In the Spring of that year, some time after Nowruz, Moallem called from Iran. He said he had heard about your father, and that he was fine. It made me very happy, but also perplexed. I was concerned as to why he wasn’t getting in touch with us. I wept.
A few months later, a man came over from Marriabad and said they had heard from their relative in Australia. He had met your father and had passed to us greetings from him. I was overjoyed, but even more perplexed and terrified as to why he wasn’t getting in touch with us.
A few months later, just days before the Eid that year when we were preparing Bosragh when I heard the door knock. The kid from the house next door stood at the door with a phone in his hand. He handed me the phone, and on the other side, I heard your father’s voice. I screamed out of joy. I could barely speak. He was alive, and speaking to me. It was him. I passed it to you. You screamed and cried your eyes out. Then your mother, and the others. We were happy.

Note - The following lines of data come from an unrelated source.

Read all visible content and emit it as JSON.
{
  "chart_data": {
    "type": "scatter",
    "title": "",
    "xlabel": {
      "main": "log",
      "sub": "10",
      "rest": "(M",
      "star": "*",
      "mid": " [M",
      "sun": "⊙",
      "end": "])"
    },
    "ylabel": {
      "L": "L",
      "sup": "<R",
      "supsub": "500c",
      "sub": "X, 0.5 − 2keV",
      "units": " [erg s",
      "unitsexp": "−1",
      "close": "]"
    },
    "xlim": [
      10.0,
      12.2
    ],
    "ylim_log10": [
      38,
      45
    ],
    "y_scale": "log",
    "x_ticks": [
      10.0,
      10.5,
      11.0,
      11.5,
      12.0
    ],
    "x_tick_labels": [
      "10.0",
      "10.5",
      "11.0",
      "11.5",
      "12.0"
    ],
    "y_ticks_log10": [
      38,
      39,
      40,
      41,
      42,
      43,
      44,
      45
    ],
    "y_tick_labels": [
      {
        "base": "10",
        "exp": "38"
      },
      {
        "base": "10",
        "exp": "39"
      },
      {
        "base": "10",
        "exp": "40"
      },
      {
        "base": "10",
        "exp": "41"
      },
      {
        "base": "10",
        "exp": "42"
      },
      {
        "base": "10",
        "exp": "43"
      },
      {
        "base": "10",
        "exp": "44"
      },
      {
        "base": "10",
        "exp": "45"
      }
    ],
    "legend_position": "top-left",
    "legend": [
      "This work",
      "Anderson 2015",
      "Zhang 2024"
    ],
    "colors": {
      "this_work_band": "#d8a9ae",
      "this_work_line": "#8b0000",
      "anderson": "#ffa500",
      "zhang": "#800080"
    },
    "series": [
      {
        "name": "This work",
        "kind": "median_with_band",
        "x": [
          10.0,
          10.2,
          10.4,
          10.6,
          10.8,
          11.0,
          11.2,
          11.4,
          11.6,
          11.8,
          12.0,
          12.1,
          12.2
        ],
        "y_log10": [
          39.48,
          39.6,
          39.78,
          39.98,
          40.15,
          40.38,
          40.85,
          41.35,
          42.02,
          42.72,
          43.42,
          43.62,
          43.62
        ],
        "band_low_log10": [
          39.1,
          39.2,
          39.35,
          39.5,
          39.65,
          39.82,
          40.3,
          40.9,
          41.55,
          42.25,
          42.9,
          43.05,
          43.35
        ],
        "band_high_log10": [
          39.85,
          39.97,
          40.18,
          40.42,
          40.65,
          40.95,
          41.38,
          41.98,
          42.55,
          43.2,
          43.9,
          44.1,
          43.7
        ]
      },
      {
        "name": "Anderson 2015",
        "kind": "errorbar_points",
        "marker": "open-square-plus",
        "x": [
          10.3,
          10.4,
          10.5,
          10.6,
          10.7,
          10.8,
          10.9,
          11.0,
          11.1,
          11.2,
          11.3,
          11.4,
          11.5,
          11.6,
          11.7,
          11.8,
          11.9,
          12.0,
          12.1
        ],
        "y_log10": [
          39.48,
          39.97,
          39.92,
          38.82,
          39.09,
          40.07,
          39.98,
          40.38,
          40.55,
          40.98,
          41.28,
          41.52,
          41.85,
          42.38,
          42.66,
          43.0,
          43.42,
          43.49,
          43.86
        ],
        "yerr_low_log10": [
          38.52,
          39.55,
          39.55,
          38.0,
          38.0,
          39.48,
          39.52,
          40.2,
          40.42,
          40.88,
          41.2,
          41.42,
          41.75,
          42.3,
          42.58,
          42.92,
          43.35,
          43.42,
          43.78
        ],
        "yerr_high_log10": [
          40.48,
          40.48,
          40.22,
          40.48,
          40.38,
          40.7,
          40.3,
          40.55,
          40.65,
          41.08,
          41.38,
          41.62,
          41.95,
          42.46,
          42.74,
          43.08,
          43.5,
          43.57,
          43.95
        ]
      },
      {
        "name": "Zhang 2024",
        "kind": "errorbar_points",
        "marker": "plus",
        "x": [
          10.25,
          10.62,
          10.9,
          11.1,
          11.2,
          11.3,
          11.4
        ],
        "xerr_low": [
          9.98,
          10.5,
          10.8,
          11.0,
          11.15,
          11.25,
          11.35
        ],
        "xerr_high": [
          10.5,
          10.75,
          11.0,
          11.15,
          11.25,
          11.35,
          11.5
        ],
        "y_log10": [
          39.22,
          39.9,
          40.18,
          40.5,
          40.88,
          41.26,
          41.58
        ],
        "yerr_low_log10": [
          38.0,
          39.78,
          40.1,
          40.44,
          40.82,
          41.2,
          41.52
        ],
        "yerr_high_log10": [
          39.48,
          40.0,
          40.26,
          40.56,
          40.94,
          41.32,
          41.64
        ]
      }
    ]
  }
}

A few weeks later, your uncle returned home, and said he had received a letter from your father. We were excited, and all gathered around uncle to listen to him read the letter. In his letter your father had written of his year in detention in the desert, his journey through the jungle, his encounter with wild animals and the possibility of death. He said they were being kept in a place in the desert that was cut off from the rest of the world. There were snakes and dangerous things all around their camp. They were in a prison. Our happiness quickly turned into sadness and tears. Your uncle couldn’t read any more of the letter. He folded it up and, we all cried.
A long time later, we received another call, and another letter. We found out that he had been released and lived in a city. He sent us his photos. And I saw my son for the first time in years. I was happy. We were all happy.